2) This whole book is like a string of predictable clichés one after another. And not even nice ones.
The whole book is soaked through with the feeling of “let me show you something vile, because I think it’s cool”.
It’s everywhere: in the word choices (I find the whole ‘our boy’ talk about the killer distasteful and trying to hard, like children trying to play at ‘badasses’; and the distasteful sex talk everywhere), the victim choices (because of course prostitutes shot in face and genitalia, what else is ‘cool’?), the side characters (pompous sexist senator with gun obsession, flaunting beauty salon worker, … and other stereotypes that hardly require any imagination); dominance games; and so on and so forth.

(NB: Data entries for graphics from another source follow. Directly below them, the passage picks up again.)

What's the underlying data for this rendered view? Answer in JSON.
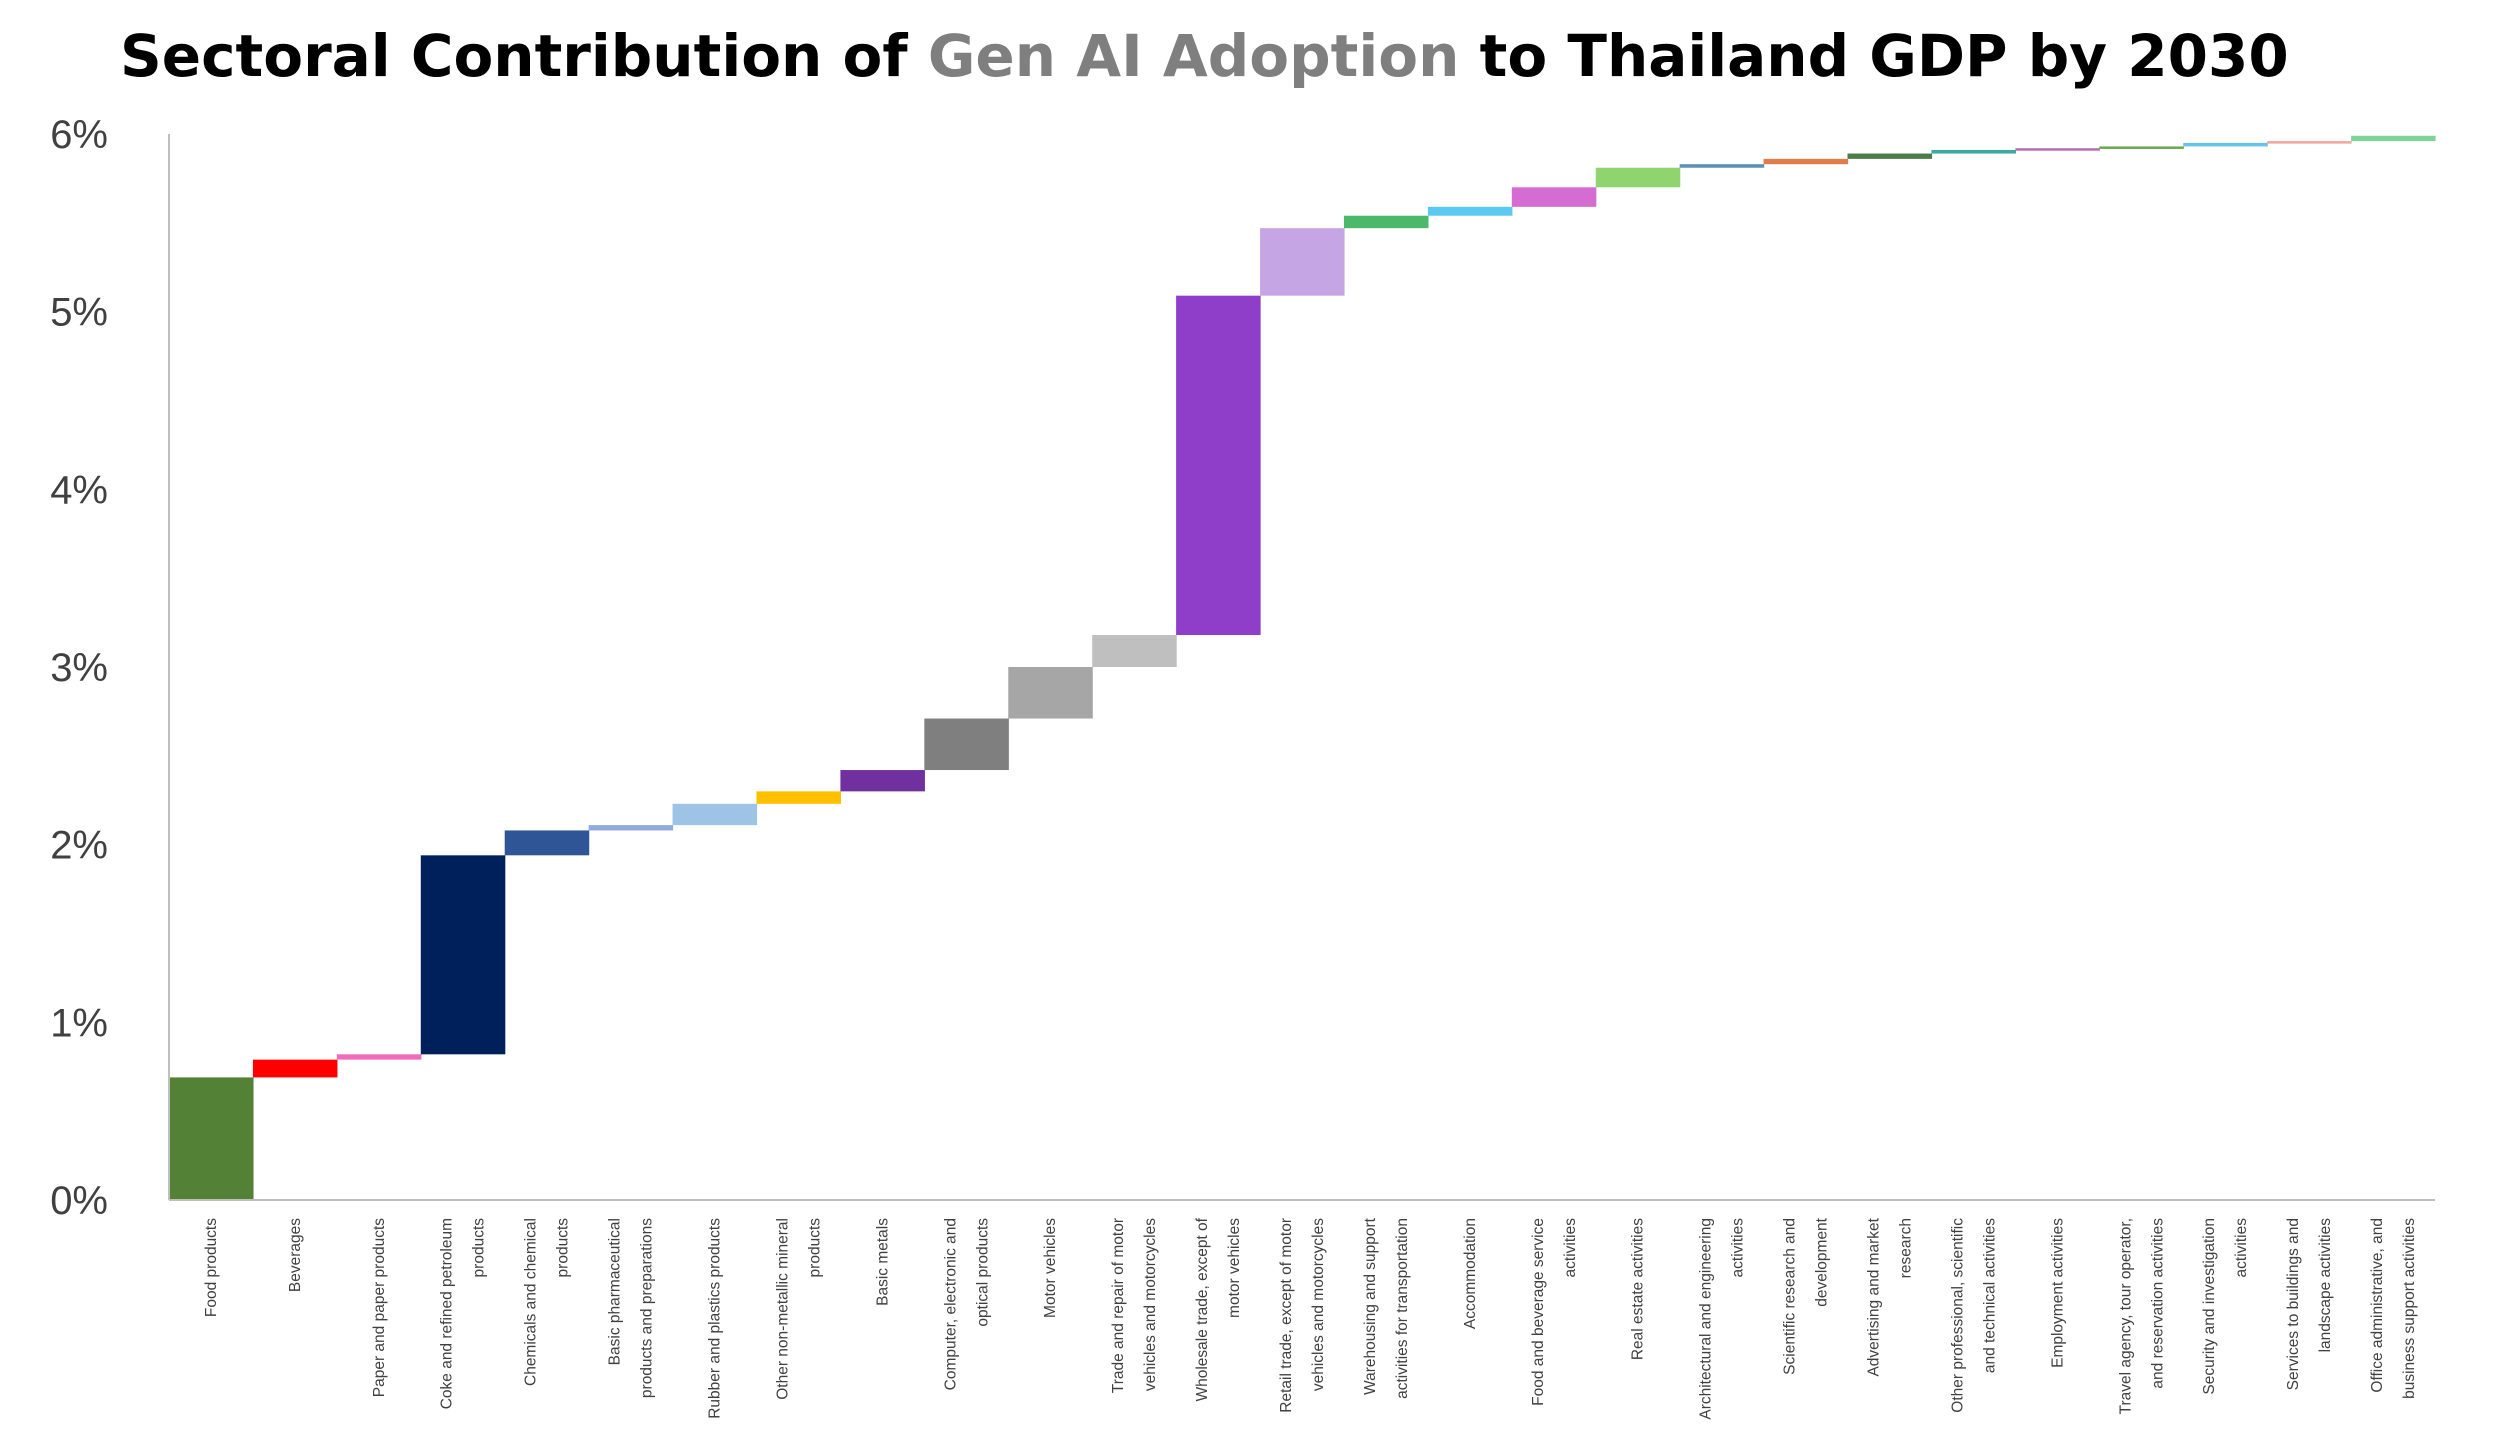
{
  "title": {
    "prefix": "Sectoral Contribution of ",
    "highlight": "Gen AI Adoption",
    "suffix": " to Thailand GDP by 2030",
    "highlight_color": "#7f7f7f"
  },
  "chart_data": {
    "type": "waterfall",
    "title": "Sectoral Contribution of Gen AI Adoption to Thailand GDP by 2030",
    "y_unit": "%",
    "ylim": [
      0,
      6
    ],
    "yticks": [
      "0%",
      "1%",
      "2%",
      "3%",
      "4%",
      "5%",
      "6%"
    ],
    "grid": false,
    "categories": [
      [
        "Food products"
      ],
      [
        "Beverages"
      ],
      [
        "Paper and paper products"
      ],
      [
        "Coke and refined petroleum",
        "products"
      ],
      [
        "Chemicals and chemical",
        "products"
      ],
      [
        "Basic pharmaceutical",
        "products and preparations"
      ],
      [
        "Rubber and plastics products"
      ],
      [
        "Other non-metallic mineral",
        "products"
      ],
      [
        "Basic metals"
      ],
      [
        "Computer, electronic and",
        "optical products"
      ],
      [
        "Motor vehicles"
      ],
      [
        "Trade and repair of motor",
        "vehicles and motorcycles"
      ],
      [
        "Wholesale trade, except of",
        "motor vehicles"
      ],
      [
        "Retail trade, except of motor",
        "vehicles and motorcycles"
      ],
      [
        "Warehousing and support",
        "activities for transportation"
      ],
      [
        "Accommodation"
      ],
      [
        "Food and beverage service",
        "activities"
      ],
      [
        "Real estate activities"
      ],
      [
        "Architectural and  engineering",
        "activities"
      ],
      [
        "Scientific research and",
        "development"
      ],
      [
        "Advertising and market",
        "research"
      ],
      [
        "Other professional, scientific",
        "and technical activities"
      ],
      [
        "Employment activities"
      ],
      [
        "Travel agency, tour operator,",
        "and  reservation  activities"
      ],
      [
        "Security and investigation",
        "activities"
      ],
      [
        "Services to buildings and",
        "landscape activities"
      ],
      [
        "Office administrative, and",
        "business support activities"
      ]
    ],
    "values": [
      0.69,
      0.1,
      0.03,
      1.12,
      0.14,
      0.03,
      0.12,
      0.07,
      0.12,
      0.29,
      0.29,
      0.18,
      1.91,
      0.38,
      0.07,
      0.05,
      0.11,
      0.11,
      0.02,
      0.03,
      0.03,
      0.02,
      0.01,
      0.01,
      0.02,
      0.01,
      0.03
    ],
    "colors": [
      "#538135",
      "#ff0000",
      "#f06bbd",
      "#00205b",
      "#2f5597",
      "#8faadc",
      "#9dc3e6",
      "#ffc000",
      "#7030a0",
      "#7f7f7f",
      "#a6a6a6",
      "#bfbfbf",
      "#8e3ec8",
      "#c6a5e4",
      "#4cb86a",
      "#5bc8f0",
      "#d56cd1",
      "#8fd46e",
      "#5b8fb8",
      "#e07b4a",
      "#4a7c47",
      "#3aa8a4",
      "#b86cb4",
      "#6aa84f",
      "#69c3e8",
      "#f2a59a",
      "#7ed39a"
    ]
  }
}
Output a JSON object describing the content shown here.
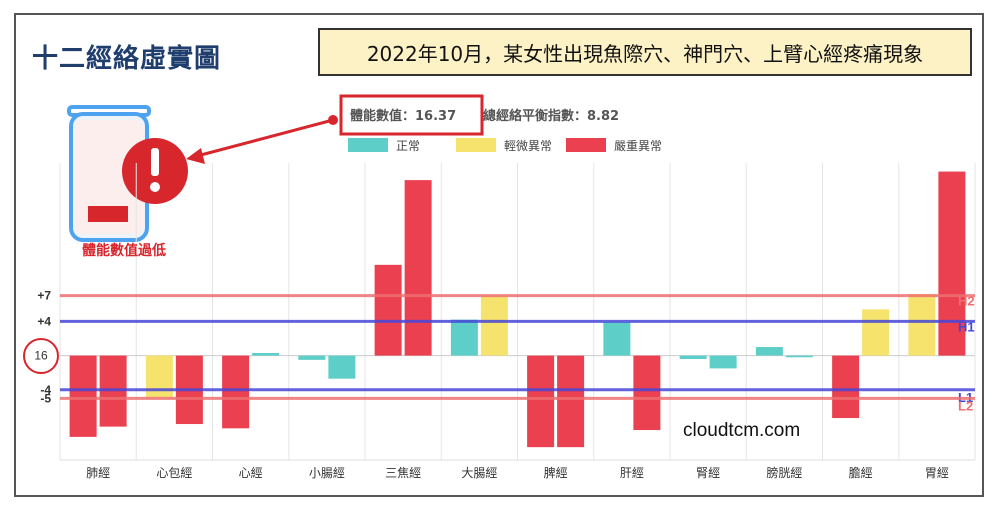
{
  "main_title": "十二經絡虛實圖",
  "headline": "2022年10月，某女性出現魚際穴、神門穴、上臂心經疼痛現象",
  "battery_caption": "體能數值過低",
  "watermark": "cloudtcm.com",
  "summary": {
    "energy_text": "體能數值：16.37",
    "balance_text": "總經絡平衡指數：8.82"
  },
  "colors": {
    "normal": "#5ecfc8",
    "mild": "#f6e36e",
    "severe": "#ea4050",
    "h1_l1": "#4646d8",
    "h2_l2": "#ef7070",
    "highlight_red": "#d8262d"
  },
  "chart_data": {
    "type": "bar",
    "categories": [
      "肺經",
      "心包經",
      "心經",
      "小腸經",
      "三焦經",
      "大腸經",
      "脾經",
      "肝經",
      "腎經",
      "膀胱經",
      "膽經",
      "胃經"
    ],
    "legend": [
      {
        "name": "正常",
        "color_key": "normal"
      },
      {
        "name": "輕微異常",
        "color_key": "mild"
      },
      {
        "name": "嚴重異常",
        "color_key": "severe"
      }
    ],
    "bars": [
      [
        {
          "value": -9.5,
          "status": "severe"
        },
        {
          "value": -8.3,
          "status": "severe"
        }
      ],
      [
        {
          "value": -4.9,
          "status": "mild"
        },
        {
          "value": -8.0,
          "status": "severe"
        }
      ],
      [
        {
          "value": -8.5,
          "status": "severe"
        },
        {
          "value": 0.3,
          "status": "normal"
        }
      ],
      [
        {
          "value": -0.5,
          "status": "normal"
        },
        {
          "value": -2.7,
          "status": "normal"
        }
      ],
      [
        {
          "value": 10.6,
          "status": "severe"
        },
        {
          "value": 20.5,
          "status": "severe"
        }
      ],
      [
        {
          "value": 4.2,
          "status": "normal"
        },
        {
          "value": 7.0,
          "status": "mild"
        }
      ],
      [
        {
          "value": -10.7,
          "status": "severe"
        },
        {
          "value": -10.7,
          "status": "severe"
        }
      ],
      [
        {
          "value": 3.9,
          "status": "normal"
        },
        {
          "value": -8.7,
          "status": "severe"
        }
      ],
      [
        {
          "value": -0.4,
          "status": "normal"
        },
        {
          "value": -1.5,
          "status": "normal"
        }
      ],
      [
        {
          "value": 1.0,
          "status": "normal"
        },
        {
          "value": -0.2,
          "status": "normal"
        }
      ],
      [
        {
          "value": -7.3,
          "status": "severe"
        },
        {
          "value": 5.4,
          "status": "mild"
        }
      ],
      [
        {
          "value": 7.2,
          "status": "mild"
        },
        {
          "value": 21.5,
          "status": "severe"
        }
      ]
    ],
    "reference_lines": [
      {
        "name": "H2",
        "value": 7,
        "tick": "+7",
        "color_key": "h2_l2"
      },
      {
        "name": "H1",
        "value": 4,
        "tick": "+4",
        "color_key": "h1_l1"
      },
      {
        "name": "L1",
        "value": -4,
        "tick": "-4",
        "color_key": "h1_l1"
      },
      {
        "name": "L2",
        "value": -5,
        "tick": "-5",
        "color_key": "h2_l2"
      }
    ],
    "baseline": {
      "value": 0,
      "tick": "16"
    },
    "ylim": [
      -11.5,
      22.5
    ]
  }
}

Also, the mind-hopping writing doesn’t do this book any favours.
Then the “mysterious, tall, dark, handsome, and rich” couldn’t have been a bigger cliché if we all tried together.
The expensive presents, the coffee mania, the insta-lust, the prostitutes,… every single thing about the part of this book I read felt like the most overused elements you can find stuck up your nose. With a constant unsavoury undertone to boot.
This book is trying to be a serious futuristic crime suspense…but it stops just there. At trying very hard.